The Culinary Academy of Las Vegas is serving as a national model by pulling people out of unemployment through support services. The academy says it's making it so anybody interested in the hospitality sector can take that next big step in their career.
Born and raised in Las Vegas, Nevada, Marta Mejia says she knew she wanted to work on the Las Vegas Strip. She attended the Culinary Academy of Las Vegas, a nonprofit hospitality training institute, to help her achieve that goal.
After 16 years in the industry, she needed more training at the institute to get a promotion.
"Actually, when everything was happening for the promotion, the reason for that was because I want to get a house," Mejia said. "And so, as a single mother, it's very challenging, right? It's one income. Right now, where the houses are at, it's so expensive. So, my goal is always to make more money, but I also want to have a purpose behind it."
She had the benefit of getting paid while receiving training. It's something she says is necessary to raise her daughter.
"Without that, I probably wouldn't have done it on my own," Mejia said.
Ana Puljic, director of programs & outreach at the institute, says they started offering support services in 2019.
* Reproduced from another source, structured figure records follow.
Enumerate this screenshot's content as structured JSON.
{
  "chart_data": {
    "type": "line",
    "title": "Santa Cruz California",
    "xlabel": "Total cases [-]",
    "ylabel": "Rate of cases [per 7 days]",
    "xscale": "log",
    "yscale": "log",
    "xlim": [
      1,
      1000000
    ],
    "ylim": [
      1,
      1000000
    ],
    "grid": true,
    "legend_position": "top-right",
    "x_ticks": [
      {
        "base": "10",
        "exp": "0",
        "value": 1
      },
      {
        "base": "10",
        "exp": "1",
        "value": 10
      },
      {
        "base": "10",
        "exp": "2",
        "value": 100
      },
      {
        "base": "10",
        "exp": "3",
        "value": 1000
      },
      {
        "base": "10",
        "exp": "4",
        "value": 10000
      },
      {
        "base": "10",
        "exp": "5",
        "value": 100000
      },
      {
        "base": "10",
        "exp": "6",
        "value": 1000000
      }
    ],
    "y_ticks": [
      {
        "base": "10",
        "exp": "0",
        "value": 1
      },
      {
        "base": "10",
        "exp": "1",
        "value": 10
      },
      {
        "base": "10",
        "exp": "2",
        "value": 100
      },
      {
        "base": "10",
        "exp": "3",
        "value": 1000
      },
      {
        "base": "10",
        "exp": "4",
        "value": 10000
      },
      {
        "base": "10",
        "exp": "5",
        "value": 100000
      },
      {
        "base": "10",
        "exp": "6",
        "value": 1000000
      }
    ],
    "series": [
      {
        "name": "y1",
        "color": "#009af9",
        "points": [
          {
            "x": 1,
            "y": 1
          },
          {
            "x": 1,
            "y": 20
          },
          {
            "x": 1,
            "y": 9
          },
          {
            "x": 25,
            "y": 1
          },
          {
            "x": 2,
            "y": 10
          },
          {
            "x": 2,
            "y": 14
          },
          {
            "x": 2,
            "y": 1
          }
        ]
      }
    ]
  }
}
"Supportive services goes anywhere from covering the tuition cost," Puljic said. "Every program has a tuition attached to it, to childcare, transportation and also referrals to our community partners."
Puljic says those community partners are 37 properties on the Strip. With the support services, she says their employment rate is up to 93%.
"Before that, it was very challenging," Puljic said. "It's like, 'Well, my babysitter got a job, I can't leave my kid at home. I don't know what to do. I have no transportation. The bus was late,'" Puljic said.
She says she's witnessed countless students find a job after getting help.
Getting well-trained professionals in the hospitality sector will be increasingly important. The Bureau of Labor Statistics reports leisure and hospitality added 128,000 positions in January. That's the most growth of any job sector. The bureau expects 1.9 million jobs will be added by the year 2031.
Puljic says she recommends other programs across the country be present in the community and form great partnerships to help students get hired.
"Listen what the needs of the communities are, but also make sure that you provide what the workforce it's expecting from you," Puljic said.
Mejia says she is incredibly grateful for the support she's received to work her way up in the industry.
"Once you follow that purpose and you do things that you actually enjoy, the money will always come," Mejia said. "So, I've always been the type to just level up in whatever way I can."